The aim of the White Book of the European Exhibition Industry is to provide a comprehensive overview of the current state of the European cinema exhibition sector. The three papers that make up Volume 2 of the White Book focus on particular issues relevant for exhibitors and those national and supranational government authorities concerned with the development of the film industry in general, and of exhibition in particular. These issues include: The issue of multiplex cinemas has been a constant theme in the debate over the future of the exhibition sector ever since the purpose-built multi-screen complexes were first built in Europe after having been successfully introduced in the US. Their success, particularly in the UK, has stirred the debate about the need to introduce them on large scale in other countries which already have a more modernised exhibition sector than the UK had in the mid-eighties. And in those countries where they had been successfully introduced the discussion focuses on the dangers of over-investment in excessive capacity to the detriment of all exhibitors. A wide ranging analysis of the impact of multiplex cinemas in Europe that is based on the survey of over 1,000 screens as well as economic and econometric analysis is timely and serves to explain the success of multiplex cinemas from first principles as well as from a careful analysis of empirical evidence.
The issue of vertical integration strategies by larger groups of both European and non-European cinema chains is foremost a description of a trend that is often discussed in the political debate. As in other industries that have been traditionally characterised by a highly fragmented structure of independently owned and operated enterprises, the strategies of larger groups with significant involvement in other parts of the entertainment industries, has raised the issue of whether the resulting concentration of businesses worked for or against independent exhibitors. It also raises the issue of the degree of control that integrated distribution and exhibition companies can exercise along the exploitation chain. Section 2 serves to focus this debate by demonstrating the current state of vertical integration in Europe and by profiling the main group of companies that have a major involvement in both exhibition and distribution.
The third and last section deals with the role that exhibition plays in the promotion of European film, one of the aims of MEDIA Salles, an initiative of the MEDIA Programme of the European Union with the support of the Italian Government. It serves as a useful reminder of the specific situation of cinema as the retailing function in the exploitation chain of film. As general retailers of film cinemas try to attract a great number of customers and rely on attractive products on the one hand and the maintenance of well-equipped and modern outlets on the other hand. Unless they are dedicated to the showing of a particular genre of film they offer an open competitive structure for both European and non-European films.

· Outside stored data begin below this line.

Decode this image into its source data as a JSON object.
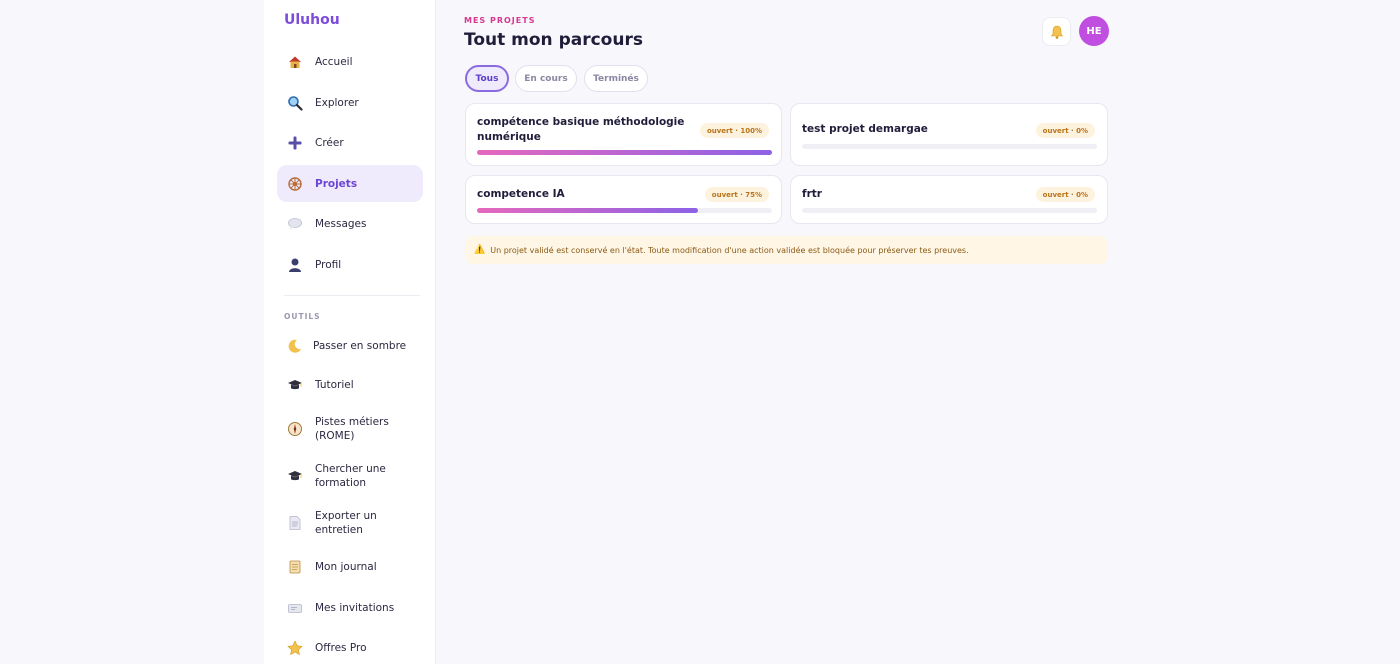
{
  "sidebar": {
    "brand": "Uluhou",
    "items": [
      {
        "label": "Accueil",
        "icon": "house-icon"
      },
      {
        "label": "Explorer",
        "icon": "magnifier-icon"
      },
      {
        "label": "Créer",
        "icon": "plus-icon"
      },
      {
        "label": "Projets",
        "icon": "wheel-icon",
        "active": true
      },
      {
        "label": "Messages",
        "icon": "speech-bubble-icon"
      },
      {
        "label": "Profil",
        "icon": "person-icon"
      }
    ],
    "tools_section_label": "OUTILS",
    "tools": [
      {
        "label": "Passer en sombre",
        "icon": "moon-icon"
      },
      {
        "label": "Tutoriel",
        "icon": "graduation-cap-icon"
      },
      {
        "label": "Pistes métiers (ROME)",
        "icon": "compass-icon"
      },
      {
        "label": "Chercher une formation",
        "icon": "graduation-cap-icon"
      },
      {
        "label": "Exporter un entretien",
        "icon": "document-icon"
      },
      {
        "label": "Mon journal",
        "icon": "scroll-icon"
      },
      {
        "label": "Mes invitations",
        "icon": "ticket-icon"
      },
      {
        "label": "Offres Pro",
        "icon": "star-icon"
      }
    ]
  },
  "header": {
    "kicker": "MES PROJETS",
    "title": "Tout mon parcours",
    "avatar_initials": "HE",
    "bell_icon": "bell-icon"
  },
  "filters": [
    {
      "label": "Tous",
      "active": true
    },
    {
      "label": "En cours",
      "active": false
    },
    {
      "label": "Terminés",
      "active": false
    }
  ],
  "projects": [
    {
      "title": "compétence basique méthodologie numérique",
      "badge": "ouvert · 100%",
      "progress": 100
    },
    {
      "title": "test projet demargae",
      "badge": "ouvert · 0%",
      "progress": 0
    },
    {
      "title": "competence IA",
      "badge": "ouvert · 75%",
      "progress": 75
    },
    {
      "title": "frtr",
      "badge": "ouvert · 0%",
      "progress": 0
    }
  ],
  "notice": {
    "icon": "warning-icon",
    "text": "Un projet validé est conservé en l'état. Toute modification d'une action validée est bloquée pour préserver tes preuves."
  },
  "colors": {
    "accent": "#7c4ddb",
    "kicker": "#d6398f",
    "avatar": "#c04ee0",
    "badge_bg": "#fdf2de",
    "progress_start": "#e568bd",
    "progress_end": "#8d62e6"
  }
}
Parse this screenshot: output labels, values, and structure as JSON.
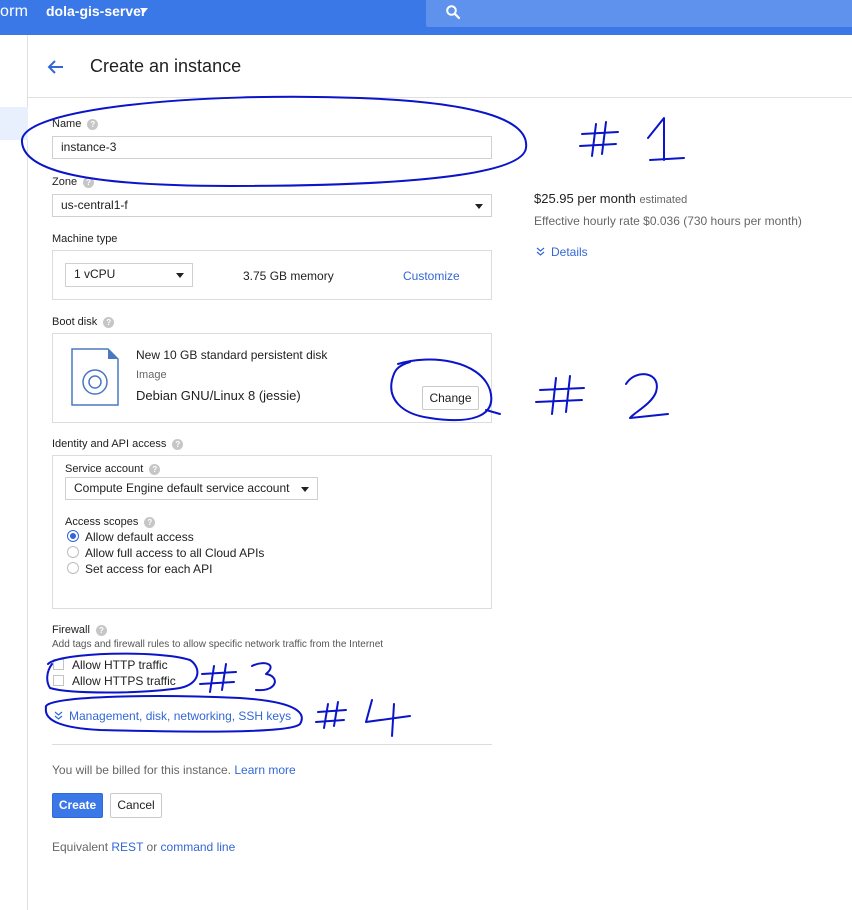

What the case studies in section 3 try to demonstrate is the crucial role of promotion at the distribution level rather than exhibition for the promotion of European film.
With these three sections Volume 2 of the White Book contributes to a better understanding of the crucial issues that affect policy making at both the Community level and the national level. The analysis deepens the findings from the survey of exhibition in Volume 1, particularly as it relates to the diversity of the exhibition sector across European countries and the common trends of modernisation, concentration and integration.